After we were done shopping, unloading her groceries at the assisted living apartment where she’s staying until the 27th of June, and setting up her medication for the next 1 ½ weeks (ten pills daily – not include two different types of eye drops and two dosages of insulin), we headed over to her home.
We unloaded the non-grocery items at her home, and then loaded into the Jeep the six flower planters that were sitting in the garage and outdoors along the walkway.
These planters were ones that my Dad and I had planted last year. Each year for the past few years, I helped him plant flowers in the planters.
Initially, he picked out the flowers and planted them. As Alzheimer’s took ahold of him more, we would discuss the flowers and make a joint decision, and we would plant the flowers together.
I remember my Dad asking me one year, “Where did you learn to do this?”
“You taught me, Dad,” I said.
“Yes, you taught me all about flowers and how to plant them…just like we’re doing now.”

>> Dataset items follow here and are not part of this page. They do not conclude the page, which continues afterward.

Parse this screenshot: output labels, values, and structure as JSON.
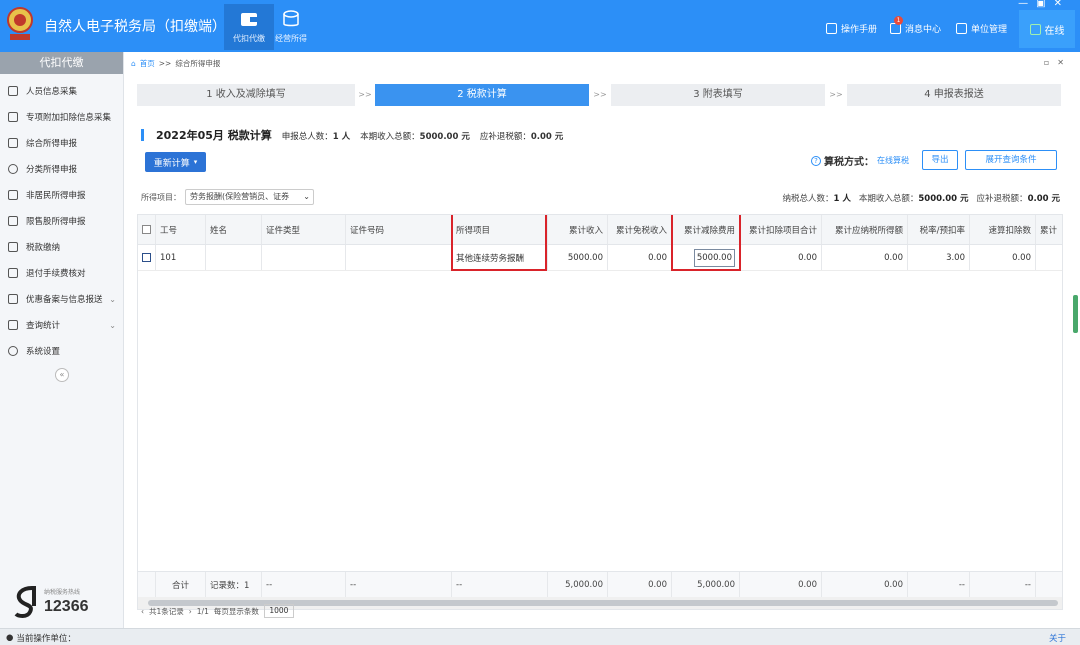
{
  "app": {
    "title": "自然人电子税务局（扣缴端）",
    "window_controls": [
      "—",
      "▣",
      "✕"
    ]
  },
  "topnav": [
    {
      "label": "代扣代缴",
      "icon": "wallet-icon",
      "active": true
    },
    {
      "label": "经营所得",
      "icon": "coins-icon",
      "active": false
    }
  ],
  "topright": {
    "manual": "操作手册",
    "messages": "消息中心",
    "messages_badge": "1",
    "org": "单位管理",
    "online": "在线"
  },
  "sidebar": {
    "header": "代扣代缴",
    "items": [
      {
        "label": "人员信息采集",
        "icon": "person-icon"
      },
      {
        "label": "专项附加扣除信息采集",
        "icon": "list-icon"
      },
      {
        "label": "综合所得申报",
        "icon": "layers-icon"
      },
      {
        "label": "分类所得申报",
        "icon": "clock-icon"
      },
      {
        "label": "非居民所得申报",
        "icon": "person-outline-icon"
      },
      {
        "label": "限售股所得申报",
        "icon": "chart-icon"
      },
      {
        "label": "税款缴纳",
        "icon": "folder-icon"
      },
      {
        "label": "退付手续费核对",
        "icon": "receipt-icon"
      },
      {
        "label": "优惠备案与信息报送",
        "icon": "document-icon",
        "expandable": true
      },
      {
        "label": "查询统计",
        "icon": "search-list-icon",
        "expandable": true
      },
      {
        "label": "系统设置",
        "icon": "gear-icon"
      }
    ],
    "collapse": "«",
    "hotline_label": "纳税服务热线",
    "hotline": "12366"
  },
  "breadcrumb": {
    "home": "首页",
    "sep": ">>",
    "current": "综合所得申报"
  },
  "crumb_controls": [
    "▫",
    "✕"
  ],
  "steps": [
    {
      "label": "1 收入及减除填写",
      "active": false
    },
    {
      "label": "2 税款计算",
      "active": true
    },
    {
      "label": "3 附表填写",
      "active": false
    },
    {
      "label": "4 申报表报送",
      "active": false
    }
  ],
  "step_sep": ">>",
  "summary": {
    "period_title": "2022年05月 税款计算",
    "declare_label": "申报总人数：",
    "declare_value": "1 人",
    "income_label": "本期收入总额：",
    "income_value": "5000.00 元",
    "refund_label": "应补退税额：",
    "refund_value": "0.00 元"
  },
  "actions": {
    "recalc": "重新计算",
    "calc_mode_label": "算税方式：",
    "calc_mode_value": "在线算税",
    "export": "导出",
    "expand_query": "展开查询条件"
  },
  "filter": {
    "label": "所得项目：",
    "value": "劳务报酬(保险营销员、证券"
  },
  "stats": {
    "taxpayers_label": "纳税总人数：",
    "taxpayers": "1 人",
    "income_label": "本期收入总额：",
    "income": "5000.00 元",
    "refund_label": "应补退税额：",
    "refund": "0.00 元"
  },
  "table": {
    "headers": [
      "工号",
      "姓名",
      "证件类型",
      "证件号码",
      "所得项目",
      "累计收入",
      "累计免税收入",
      "累计减除费用",
      "累计扣除项目合计",
      "累计应纳税所得额",
      "税率/预扣率",
      "速算扣除数",
      "累计"
    ],
    "rows": [
      [
        "101",
        "",
        "",
        "",
        "其他连续劳务报酬",
        "5000.00",
        "0.00",
        "5000.00",
        "0.00",
        "0.00",
        "3.00",
        "0.00",
        ""
      ]
    ],
    "footer": [
      "合计",
      "记录数：1",
      "--",
      "--",
      "--",
      "5,000.00",
      "0.00",
      "5,000.00",
      "0.00",
      "0.00",
      "--",
      "--",
      ""
    ]
  },
  "pager": {
    "total": "共1条记录",
    "page": "1/1",
    "page_size_label": "每页显示条数",
    "page_size": "1000"
  },
  "status": {
    "org_label": "当前操作单位：",
    "close": "关于"
  }
}
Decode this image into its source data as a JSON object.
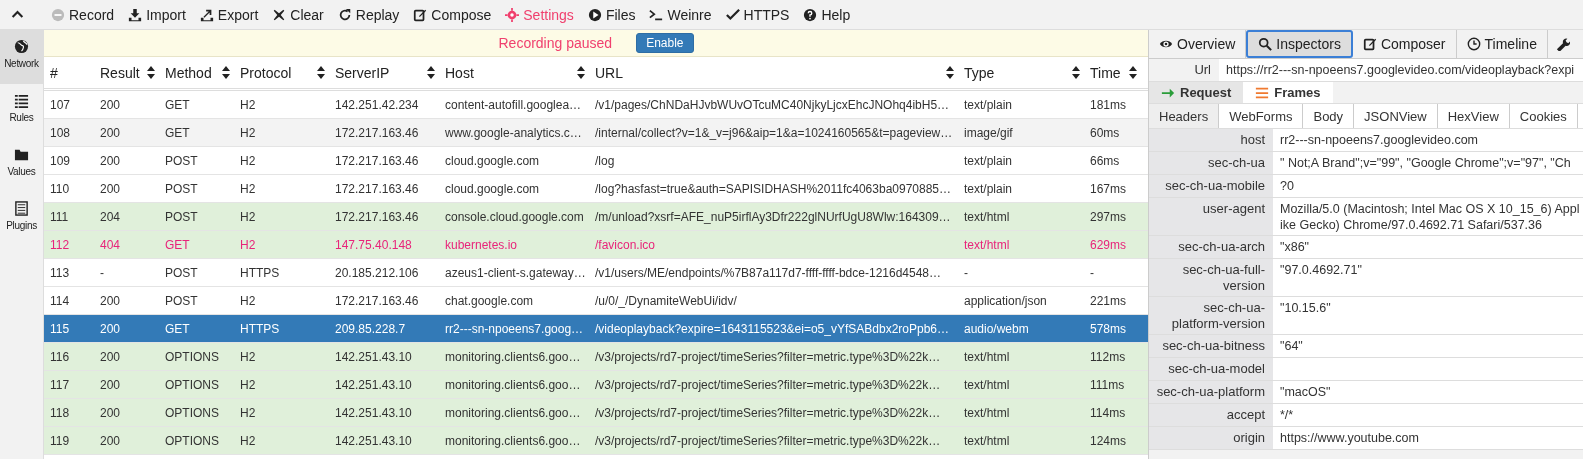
{
  "toolbar": [
    {
      "label": "Record",
      "selected": false
    },
    {
      "label": "Import",
      "selected": false
    },
    {
      "label": "Export",
      "selected": false
    },
    {
      "label": "Clear",
      "selected": false
    },
    {
      "label": "Replay",
      "selected": false
    },
    {
      "label": "Compose",
      "selected": false
    },
    {
      "label": "Settings",
      "selected": true
    },
    {
      "label": "Files",
      "selected": false
    },
    {
      "label": "Weinre",
      "selected": false
    },
    {
      "label": "HTTPS",
      "selected": false
    },
    {
      "label": "Help",
      "selected": false
    }
  ],
  "sidebar": {
    "items": [
      {
        "label": "Network",
        "selected": true
      },
      {
        "label": "Rules",
        "selected": false
      },
      {
        "label": "Values",
        "selected": false
      },
      {
        "label": "Plugins",
        "selected": false
      }
    ]
  },
  "banner": {
    "message": "Recording paused",
    "button": "Enable"
  },
  "table": {
    "columns": [
      {
        "label": "#",
        "sortable": false
      },
      {
        "label": "Result",
        "sortable": true
      },
      {
        "label": "Method",
        "sortable": true
      },
      {
        "label": "Protocol",
        "sortable": true
      },
      {
        "label": "ServerIP",
        "sortable": true
      },
      {
        "label": "Host",
        "sortable": true
      },
      {
        "label": "URL",
        "sortable": true
      },
      {
        "label": "Type",
        "sortable": true
      },
      {
        "label": "Time",
        "sortable": true
      }
    ],
    "rows": [
      {
        "kind": "plain",
        "error": false,
        "selected": false,
        "cells": [
          "107",
          "200",
          "GET",
          "H2",
          "142.251.42.234",
          "content-autofill.googlea…",
          "/v1/pages/ChNDaHJvbWUvOTcuMC40NjkyLjcxEhcJNOhq4ibH5…",
          "text/plain",
          "181ms"
        ]
      },
      {
        "kind": "hover",
        "error": false,
        "selected": false,
        "cells": [
          "108",
          "200",
          "GET",
          "H2",
          "172.217.163.46",
          "www.google-analytics.c…",
          "/internal/collect?v=1&_v=j96&aip=1&a=1024160565&t=pageview…",
          "image/gif",
          "60ms"
        ]
      },
      {
        "kind": "plain",
        "error": false,
        "selected": false,
        "cells": [
          "109",
          "200",
          "POST",
          "H2",
          "172.217.163.46",
          "cloud.google.com",
          "/log",
          "text/plain",
          "66ms"
        ]
      },
      {
        "kind": "plain",
        "error": false,
        "selected": false,
        "cells": [
          "110",
          "200",
          "POST",
          "H2",
          "172.217.163.46",
          "cloud.google.com",
          "/log?hasfast=true&auth=SAPISIDHASH%2011fc4063ba0970885…",
          "text/plain",
          "167ms"
        ]
      },
      {
        "kind": "green",
        "error": false,
        "selected": false,
        "cells": [
          "111",
          "204",
          "POST",
          "H2",
          "172.217.163.46",
          "console.cloud.google.com",
          "/m/unload?xsrf=AFE_nuP5irflAy3Dfr222glNUrfUgU8Wlw:164309…",
          "text/html",
          "297ms"
        ]
      },
      {
        "kind": "green",
        "error": true,
        "selected": false,
        "cells": [
          "112",
          "404",
          "GET",
          "H2",
          "147.75.40.148",
          "kubernetes.io",
          "/favicon.ico",
          "text/html",
          "629ms"
        ]
      },
      {
        "kind": "plain",
        "error": false,
        "selected": false,
        "cells": [
          "113",
          "-",
          "POST",
          "HTTPS",
          "20.185.212.106",
          "azeus1-client-s.gateway…",
          "/v1/users/ME/endpoints/%7B87a117d7-ffff-ffff-bdce-1216d4548…",
          "-",
          "-"
        ]
      },
      {
        "kind": "plain",
        "error": false,
        "selected": false,
        "cells": [
          "114",
          "200",
          "POST",
          "H2",
          "172.217.163.46",
          "chat.google.com",
          "/u/0/_/DynamiteWebUi/idv/",
          "application/json",
          "221ms"
        ]
      },
      {
        "kind": "plain",
        "error": false,
        "selected": true,
        "cells": [
          "115",
          "200",
          "GET",
          "HTTPS",
          "209.85.228.7",
          "rr2---sn-npoeens7.goog…",
          "/videoplayback?expire=1643115523&ei=o5_vYfSABdbx2roPpb6…",
          "audio/webm",
          "578ms"
        ]
      },
      {
        "kind": "green",
        "error": false,
        "selected": false,
        "cells": [
          "116",
          "200",
          "OPTIONS",
          "H2",
          "142.251.43.10",
          "monitoring.clients6.goo…",
          "/v3/projects/rd7-project/timeSeries?filter=metric.type%3D%22k…",
          "text/html",
          "112ms"
        ]
      },
      {
        "kind": "green",
        "error": false,
        "selected": false,
        "cells": [
          "117",
          "200",
          "OPTIONS",
          "H2",
          "142.251.43.10",
          "monitoring.clients6.goo…",
          "/v3/projects/rd7-project/timeSeries?filter=metric.type%3D%22k…",
          "text/html",
          "111ms"
        ]
      },
      {
        "kind": "green",
        "error": false,
        "selected": false,
        "cells": [
          "118",
          "200",
          "OPTIONS",
          "H2",
          "142.251.43.10",
          "monitoring.clients6.goo…",
          "/v3/projects/rd7-project/timeSeries?filter=metric.type%3D%22k…",
          "text/html",
          "114ms"
        ]
      },
      {
        "kind": "green",
        "error": false,
        "selected": false,
        "cells": [
          "119",
          "200",
          "OPTIONS",
          "H2",
          "142.251.43.10",
          "monitoring.clients6.goo…",
          "/v3/projects/rd7-project/timeSeries?filter=metric.type%3D%22k…",
          "text/html",
          "124ms"
        ]
      }
    ]
  },
  "inspector": {
    "tabs": [
      {
        "label": "Overview",
        "selected": false
      },
      {
        "label": "Inspectors",
        "selected": true
      },
      {
        "label": "Composer",
        "selected": false
      },
      {
        "label": "Timeline",
        "selected": false
      }
    ],
    "url": {
      "label": "Url",
      "value": "https://rr2---sn-npoeens7.googlevideo.com/videoplayback?expi"
    },
    "sections": [
      {
        "label": "Request",
        "selected": true
      },
      {
        "label": "Frames",
        "selected": false
      }
    ],
    "subtabs": [
      {
        "label": "Headers",
        "selected": true
      },
      {
        "label": "WebForms",
        "selected": false
      },
      {
        "label": "Body",
        "selected": false
      },
      {
        "label": "JSONView",
        "selected": false
      },
      {
        "label": "HexView",
        "selected": false
      },
      {
        "label": "Cookies",
        "selected": false
      }
    ],
    "headers": [
      {
        "name": "host",
        "value": "rr2---sn-npoeens7.googlevideo.com"
      },
      {
        "name": "sec-ch-ua",
        "value": "\" Not;A Brand\";v=\"99\", \"Google Chrome\";v=\"97\", \"Ch"
      },
      {
        "name": "sec-ch-ua-mobile",
        "value": "?0"
      },
      {
        "name": "user-agent",
        "value": "Mozilla/5.0 (Macintosh; Intel Mac OS X 10_15_6) Appl",
        "value_2": "ike Gecko) Chrome/97.0.4692.71 Safari/537.36"
      },
      {
        "name": "sec-ch-ua-arch",
        "value": "\"x86\""
      },
      {
        "name": "sec-ch-ua-full-version",
        "value": "\"97.0.4692.71\""
      },
      {
        "name": "sec-ch-ua-platform-version",
        "value": "\"10.15.6\""
      },
      {
        "name": "sec-ch-ua-bitness",
        "value": "\"64\""
      },
      {
        "name": "sec-ch-ua-model"
      },
      {
        "name": "sec-ch-ua-platform",
        "value": "\"macOS\""
      },
      {
        "name": "accept",
        "value": "*/*"
      },
      {
        "name": "origin",
        "value": "https://www.youtube.com"
      }
    ]
  }
}
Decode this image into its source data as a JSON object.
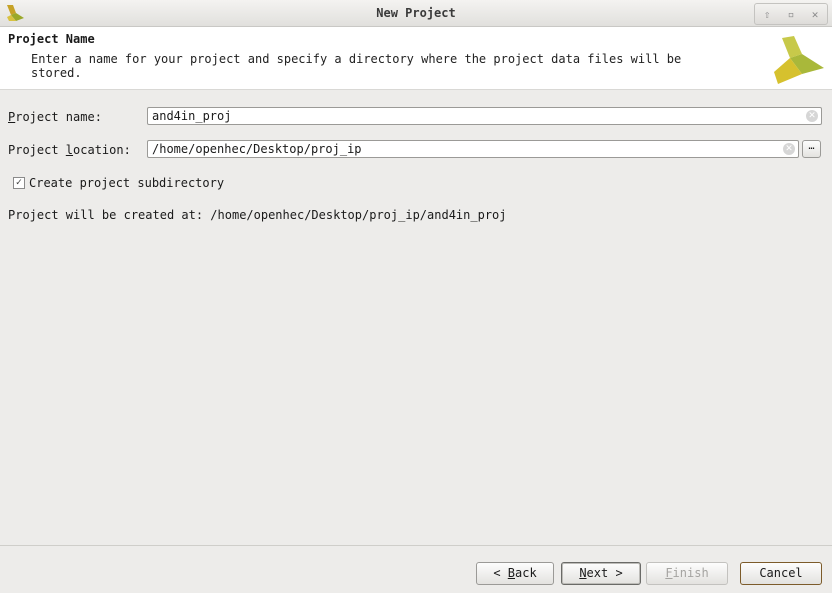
{
  "window": {
    "title": "New Project"
  },
  "header": {
    "title": "Project Name",
    "description": "Enter a name for your project and specify a directory where the project data files will be stored."
  },
  "form": {
    "name_label_u": "P",
    "name_label_rest": "roject name:",
    "name_value": "and4in_proj",
    "location_label_pre": "Project ",
    "location_label_u": "l",
    "location_label_rest": "ocation:",
    "location_value": "/home/openhec/Desktop/proj_ip",
    "browse_label": "…",
    "subdir_label": "Create project subdirectory",
    "subdir_checked": true,
    "created_text": "Project will be created at: /home/openhec/Desktop/proj_ip/and4in_proj"
  },
  "buttons": {
    "back_pre": "< ",
    "back_u": "B",
    "back_rest": "ack",
    "next_u": "N",
    "next_rest": "ext >",
    "finish_u": "F",
    "finish_rest": "inish",
    "cancel": "Cancel"
  }
}
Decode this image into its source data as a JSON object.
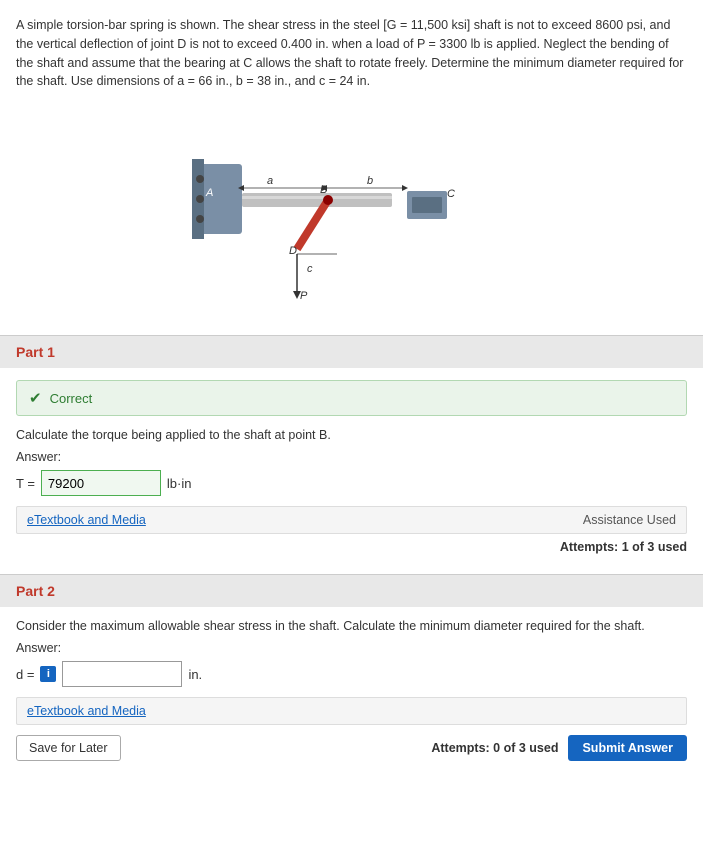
{
  "problem": {
    "statement": "A simple torsion-bar spring is shown. The shear stress in the steel [G = 11,500 ksi] shaft is not to exceed 8600 psi, and the vertical deflection of joint D is not to exceed 0.400 in. when a load of P = 3300 lb is applied. Neglect the bending of the shaft and assume that the bearing at C allows the shaft to rotate freely. Determine the minimum diameter required for the shaft. Use dimensions of a = 66 in., b = 38 in., and c = 24 in."
  },
  "part1": {
    "header": "Part 1",
    "status": "Correct",
    "question": "Calculate the torque being applied to the shaft at point B.",
    "answer_label": "Answer:",
    "prefix": "T =",
    "input_value": "79200",
    "unit": "lb·in",
    "resource_label": "eTextbook and Media",
    "assistance_used": "Assistance Used",
    "attempts": "Attempts: 1 of 3 used"
  },
  "part2": {
    "header": "Part 2",
    "question": "Consider the maximum allowable shear stress in the shaft. Calculate the minimum diameter required for the shaft.",
    "answer_label": "Answer:",
    "prefix": "d =",
    "input_value": "",
    "unit": "in.",
    "resource_label": "eTextbook and Media",
    "save_label": "Save for Later",
    "attempts": "Attempts: 0 of 3 used",
    "submit_label": "Submit Answer"
  },
  "icons": {
    "check": "✔",
    "info": "i"
  }
}
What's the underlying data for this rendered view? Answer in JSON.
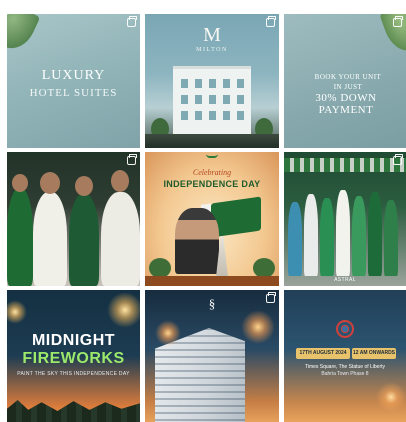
{
  "grid": {
    "posts": [
      {
        "id": "luxury-hotel-suites",
        "line1": "LUXURY",
        "line2": "HOTEL SUITES",
        "multi": true,
        "bg": "#8eb2b6"
      },
      {
        "id": "milton-hotel",
        "logo_mark": "M",
        "logo_text": "MILTON",
        "multi": true,
        "bg": "#7aa6b4"
      },
      {
        "id": "down-payment",
        "line1": "BOOK YOUR UNIT",
        "line1b": "IN JUST",
        "line2": "30% DOWN PAYMENT",
        "multi": true,
        "bg": "#87a9ad"
      },
      {
        "id": "independence-celebration-group",
        "multi": true,
        "bg": "#2f3d33"
      },
      {
        "id": "celebrating-independence-day",
        "celebrating": "Celebrating",
        "independence": "INDEPENDENCE DAY",
        "multi": false,
        "bg": "#f3c890"
      },
      {
        "id": "group-with-flags",
        "badge": "ASTRAL",
        "multi": true,
        "bg": "#2c5d40"
      },
      {
        "id": "midnight-fireworks",
        "line1": "MIDNIGHT",
        "line2": "FIREWORKS",
        "sub": "PAINT THE SKY THIS INDEPENDENCE DAY",
        "multi": false,
        "bg": "#1d3c52"
      },
      {
        "id": "tower-fireworks",
        "multi": true,
        "bg": "#2a4a64"
      },
      {
        "id": "event-details",
        "date": "17TH AUGUST 2024",
        "time": "12 AM ONWARDS",
        "venue1": "Times Square, The Statue of Liberty",
        "venue2": "Bahria Town Phase 8",
        "multi": false,
        "bg": "#2c5470"
      }
    ]
  },
  "colors": {
    "accent_green": "#9be86b",
    "flag_green": "#1f6b34",
    "pill_gold": "#e8c36b"
  }
}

And then last year, I drove the Jeep to the Farmer’s Market because my Dad could no longer drive. He sat in the back seat next to Sophia and Olivia while my Mom sat in the front seat since it was easier to get in and out of (due to her mobility issues ).
We slowly walked up and down the aisles at the Farmer’s Market, and picked out beautiful flowers. I suggested different ones that I thought my Dad would like, and he agreed with my choices by simply saying that each flower was pretty.
When we got back to their home, my Dad no longer knew the process of planting the flowers. I had to get the planters, prepare the soil, and put the flowers in the planters. He stood by and watched as I planted.
One of the planters that Dad and I planted in 2011.
When I was done with each planter, I asked him if he would like to water the flowers. He eagerly filled up the plastic pitcher in the house, carefully walked out to where I was, and gently watered each flower.
I brought the planters out and placed them along the walkway. He was satisfied. We had planted the flowers that he would enjoy for the summer and early fall, until he went to the nursing home.
Dad welcoming anyone who wanted to visit him
to his flower-lined walkway.
This year, my Mom said that she would like to have flowers along the walkway…just like my Dad did. “Maybe even a tomato plant, just like we had last year,” she said.
Tomato plants I planted for my Mom this year.
Although she wanted to pick out the flowers, we didn’t have time on Thursday. I offered to get the flowers if she told me what colors she liked.
“Anything that I can see. Bright colors – like yellow, pink, and red,” she said.
Sophia and I picked out a variety of flowers in the colors she wanted once we got near home that afternoon.
On Saturday afternoon, I planted all the planters – five are filled with flowers and one has cherry tomato plants in it.
Five flower planters for Mom.
Interestingly, one of the planters had a tiny purple flower – ironically, an annual flower - growing amongst the dead leaves and plants from last year. I removed all the dead plant material, leaving only the purple flower. Around it, I put bright yellow marigolds and red flowers.
Single purple flower that Dad and I planted last year,
but somehow survived the freezing temperatures.
This annual flower came up again this year.
I looked at that lone flower…the one that made it through an entire winter of sub-zero temperatures outdoors. There it proudly stood – right in the front – the focal point of the arrangement. A reminder of my Dad and his love for gardening and flowers.
I’ll be watering and caring for the flowers and tomatoes until she moves back home on June 27th. She has been in the hospital, transitional care unit (at the nursing home), and now assisted living for almost four months due to a fractured ankle and complications from diabetes. Now, she is ready to return home – much stronger and healthier than she has been for years.
Five yellow flowers in the center representing our family.
When I drive her up the driveway to her home that Wednesday, the flowers will be there waiting for her…welcoming her home. And, hopefully, reminding her of my Dad and the wonderful life they shared together.